Mullein, a tall formidable, flowering fuzzy plant that can often be found growing in fields. It is often touted for its antibiotic-like properties; even WebMD posts the following:
“Mullein is used for cough, whooping cough, tuberculosis, bronchitis, hoarseness,pneumonia, earaches, colds, chills, flu, swine flu, fever, allergies, tonsillitis, and sore throat. Other uses include asthma, diarrhea, colic, gastrointestinal bleeding,migraines, joint pain, and gout. It is also used as a sedative and as a diuretic to increase urine output. Mullein is applied to the skin for wounds, burns, hemorrhoids, bruises, frostbite, and skin infections (cellulitis). The leaves are used topically to soften and protect the skin.”

When mullein flowers are infused into an oil base this is what many an old timer used as a treatment for ear infections. The leaves are often used in strongly brewed teas for coughs and congestion.

MALLOW (Malva parviflora)

Another one that favors cracks in walkways and gardens, all Mallow species (over 3,000) are edible, medicinal and totally devoid of any harmful properties one is rich in a sticky mucilage often extracted from the flowers, leaves, stalks, seeds, and roots. This can often be made into a medicinal vinegar to sooth sore throats, constipation, food poisoning and all around stomach upset. This is another one that is also useful for stings, bug bites and skin irritations.
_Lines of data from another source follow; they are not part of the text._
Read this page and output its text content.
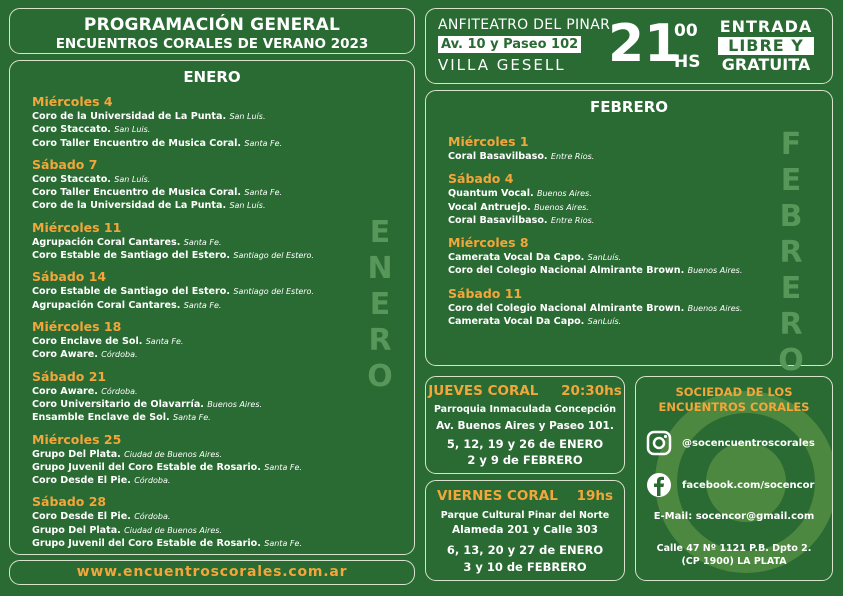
PROGRAMACIÓN GENERAL
ENCUENTROS CORALES DE VERANO 2023
ANFITEATRO DEL PINAR
Av. 10 y Paseo 102
VILLA GESELL 21
00
HS
ENTRADA
LIBRE Y
GRATUITA
ENERO
Miércoles 4
Coro de la Universidad de La Punta. San Luís.
Coro Staccato. San Luis.
Coro Taller Encuentro de Musica Coral. Santa Fe.
Sábado 7
Coro Staccato. San Luís.
Coro Taller Encuentro de Musica Coral. Santa Fe.
Coro de la Universidad de La Punta. San Luís.
Miércoles 11
Agrupación Coral Cantares. Santa Fe.
Coro Estable de Santiago del Estero. Santiago del Estero.
Sábado 14
Coro Estable de Santiago del Estero. Santiago del Estero.
Agrupación Coral Cantares. Santa Fe.
Miércoles 18
Coro Enclave de Sol. Santa Fe.
Coro Aware. Córdoba.
Sábado 21
Coro Aware. Córdoba.
Coro Universitario de Olavarría. Buenos Aires.
Ensamble Enclave de Sol. Santa Fe.
Miércoles 25
Grupo Del Plata. Ciudad de Buenos Aires.
Grupo Juvenil del Coro Estable de Rosario. Santa Fe.
Coro Desde El Pie. Córdoba.
Sábado 28
Coro Desde El Pie. Córdoba.
Grupo Del Plata. Ciudad de Buenos Aires.
Grupo Juvenil del Coro Estable de Rosario. Santa Fe.
E
N
E
R
O
FEBRERO
Miércoles 1
Coral Basavilbaso. Entre Rios.
Sábado 4
Quantum Vocal. Buenos Aires.
Vocal Antruejo. Buenos Aires.
Coral Basavilbaso. Entre Rios.
Miércoles 8
Camerata Vocal Da Capo. SanLuís.
Coro del Colegio Nacional Almirante Brown. Buenos Aires.
Sábado 11
Coro del Colegio Nacional Almirante Brown. Buenos Aires.
Camerata Vocal Da Capo. SanLuís.
F
E
B
R
E
R
O
JUEVES CORAL 20:30hs
Parroquia Inmaculada Concepción
Av. Buenos Aires y Paseo 101.
5, 12, 19 y 26 de ENERO
2 y 9 de FEBRERO
VIERNES CORAL 19hs
Parque Cultural Pinar del Norte
Alameda 201 y Calle 303
6, 13, 20 y 27 de ENERO
3 y 10 de FEBRERO
SOCIEDAD DE LOS
ENCUENTROS CORALES
@socencuentroscorales
facebook.com/socencor
E-Mail: socencor@gmail.com
Calle 47 Nº 1121 P.B. Dpto 2.
(CP 1900) LA PLATA
www.encuentroscorales.com.ar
Yarrow- makes a great tincture

YARROW (Achillea millefolium)

This fernlike perennial weed is what I think may have grown by grandma’s outhouse growing up. Many use the flowering tops (use only white-flowering yarrow) with strong alcohol to make a tincture that you can take internally to prevent colds and the flu. (A dose is 10-20 drops, or up to 1 ml). This is also purported to be a HUGELY beneficial natural insect repellent, even studied by the United States Army where it was shown that a yarrow tincture was more effective (and safer) than DEET at repelling ticks, mosquitoes, and sand flies. You can also make a healing ointment with yarrow flower tops and your oil or fat. Yarrow oil is antibacterial, pain-relieving, and incredibly helpful in healing all types of wounds.

Dandelion- the most common and overlooked

DANDELION (Taraxacum)

A diuretic that is often used in treating liver disorders the common dandelion can be eaten in salad greens, cooked with and even made into wine. This common weed can also be used to treat mild constipation.

With any luck, your interest should be at least slightly piqued. When we look to the old ways of doing things, it is often so very simple that we feel slighted that we didn’t see some of the ease of information available to us. Your yard is likely a plethora of medicinal value, as long as you aren’t killing off all that free medicine with synthetic weed killers. Go outside and see what you have on the shelves of your medicine cabinet!